In 1962, NASA began searching for a more official piece of timing equipment to be worn by Gemini and Apollo astronauts. Several watches were purchased over-the-counter and subjected to rigorous testing including temperatures from 0° to 200° F, 12g’s of acceleration, extreme humidity, and a violent vibration test. Some of the Mercury astronauts’ instincts had been spot on: the Omega Speedmaster Professional was the only one to pass all of NASA’s tests. In 1965, the Speedmaster was declared the official watch of the US space program.
The Speedmaster was subsequently worn by Edward White on the first America spacewalk in 1965, Buzz Aldrin in 1969 during his and Neil Armstrong’s famous first lunar excursion, and it was used by James Lovell to time various burns during the ill-fated Apollo 13 flight since the onboard clocks were inoperable.
The Omega Speedmaster thus survived some of the most rigorous testing of any watch in the world as well as the harshest environments and conditions known to man, and even several political attacks by Bulova watch company who insisted that NASA should be using American technology rather than Swiss (the Bulova watches never passed all of NASA’s tests like the Speedmaster did).
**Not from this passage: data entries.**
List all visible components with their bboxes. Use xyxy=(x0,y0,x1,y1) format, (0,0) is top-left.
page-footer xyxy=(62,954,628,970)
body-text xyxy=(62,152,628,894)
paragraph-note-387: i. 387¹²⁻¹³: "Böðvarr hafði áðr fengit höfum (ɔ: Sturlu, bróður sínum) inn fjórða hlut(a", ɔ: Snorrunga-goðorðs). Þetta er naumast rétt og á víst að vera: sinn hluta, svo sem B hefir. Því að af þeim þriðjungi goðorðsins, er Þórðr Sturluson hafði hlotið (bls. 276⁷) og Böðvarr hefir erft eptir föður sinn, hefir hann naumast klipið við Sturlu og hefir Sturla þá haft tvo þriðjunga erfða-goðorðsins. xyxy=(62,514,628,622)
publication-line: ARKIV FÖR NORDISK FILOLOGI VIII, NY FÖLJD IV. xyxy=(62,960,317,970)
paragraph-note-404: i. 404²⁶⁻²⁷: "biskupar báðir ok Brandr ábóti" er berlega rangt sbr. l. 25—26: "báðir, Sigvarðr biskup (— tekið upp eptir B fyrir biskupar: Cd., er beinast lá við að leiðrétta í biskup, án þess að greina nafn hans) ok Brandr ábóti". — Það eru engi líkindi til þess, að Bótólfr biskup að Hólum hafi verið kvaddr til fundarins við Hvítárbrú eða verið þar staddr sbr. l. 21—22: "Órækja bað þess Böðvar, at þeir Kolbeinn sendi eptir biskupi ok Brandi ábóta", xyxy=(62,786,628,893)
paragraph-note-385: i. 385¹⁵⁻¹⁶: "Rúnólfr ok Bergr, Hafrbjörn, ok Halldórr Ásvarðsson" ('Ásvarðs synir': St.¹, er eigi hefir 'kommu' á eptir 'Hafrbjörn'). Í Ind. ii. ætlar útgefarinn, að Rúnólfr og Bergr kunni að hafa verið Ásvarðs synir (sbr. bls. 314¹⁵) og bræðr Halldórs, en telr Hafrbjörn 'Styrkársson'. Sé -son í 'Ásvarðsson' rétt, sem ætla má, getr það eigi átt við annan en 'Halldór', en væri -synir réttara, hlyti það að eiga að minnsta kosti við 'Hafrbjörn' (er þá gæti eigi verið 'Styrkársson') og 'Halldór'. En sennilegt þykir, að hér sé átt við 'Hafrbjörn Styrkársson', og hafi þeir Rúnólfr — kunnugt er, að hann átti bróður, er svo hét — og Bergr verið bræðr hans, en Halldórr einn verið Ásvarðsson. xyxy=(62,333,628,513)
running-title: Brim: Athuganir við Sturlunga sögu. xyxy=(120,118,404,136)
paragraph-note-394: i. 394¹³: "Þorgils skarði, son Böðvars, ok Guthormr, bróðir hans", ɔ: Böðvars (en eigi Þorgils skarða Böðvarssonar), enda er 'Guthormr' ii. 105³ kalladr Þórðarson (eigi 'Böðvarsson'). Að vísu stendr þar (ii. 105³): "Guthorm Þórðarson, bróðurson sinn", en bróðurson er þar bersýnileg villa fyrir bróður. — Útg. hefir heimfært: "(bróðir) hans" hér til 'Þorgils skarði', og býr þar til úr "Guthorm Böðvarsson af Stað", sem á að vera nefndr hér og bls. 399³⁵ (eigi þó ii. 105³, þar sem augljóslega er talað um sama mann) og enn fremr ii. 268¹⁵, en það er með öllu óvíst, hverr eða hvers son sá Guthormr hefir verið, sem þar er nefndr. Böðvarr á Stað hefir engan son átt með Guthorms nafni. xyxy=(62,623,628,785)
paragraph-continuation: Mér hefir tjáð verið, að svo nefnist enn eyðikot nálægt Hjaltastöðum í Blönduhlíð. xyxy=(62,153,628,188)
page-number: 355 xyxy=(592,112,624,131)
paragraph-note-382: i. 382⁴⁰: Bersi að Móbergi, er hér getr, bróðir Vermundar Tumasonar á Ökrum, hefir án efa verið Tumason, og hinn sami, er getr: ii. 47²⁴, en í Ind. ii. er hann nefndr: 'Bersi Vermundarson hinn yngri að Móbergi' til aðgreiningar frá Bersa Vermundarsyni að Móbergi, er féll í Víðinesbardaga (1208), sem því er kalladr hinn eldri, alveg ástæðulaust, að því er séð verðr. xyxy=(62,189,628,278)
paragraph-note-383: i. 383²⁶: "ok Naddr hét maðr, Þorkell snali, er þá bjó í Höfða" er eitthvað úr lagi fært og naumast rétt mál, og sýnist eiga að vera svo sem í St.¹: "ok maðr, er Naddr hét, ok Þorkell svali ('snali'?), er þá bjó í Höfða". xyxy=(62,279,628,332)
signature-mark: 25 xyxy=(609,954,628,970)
The Omega Speedmaster became such an important and recognizable icon of the space program that Buzz Aldrin’s Speedmaster — the first watch ever on the moon — was tragically stolen while being transfered along with other equipment to the Smithsonian for display.
At this point, there are several versions of the Speedmaster available. You can now get them with Co-Axial escapements, self-winding movements, sapphire crystals with anti-reflective coatings, date and day-date complications, display casebacks, 100 meters of water resistance, GMT functionality, and all kinds of variations in hand design, case and bracelet materials, dials, and straps. But Omega has continued to offer almost the exact same watch that was chosen by NASA in 1965 which I have now chosen as my first Omega all these years later.
While there are at least eleven different Speedmasters available today, there is only one true moon watch.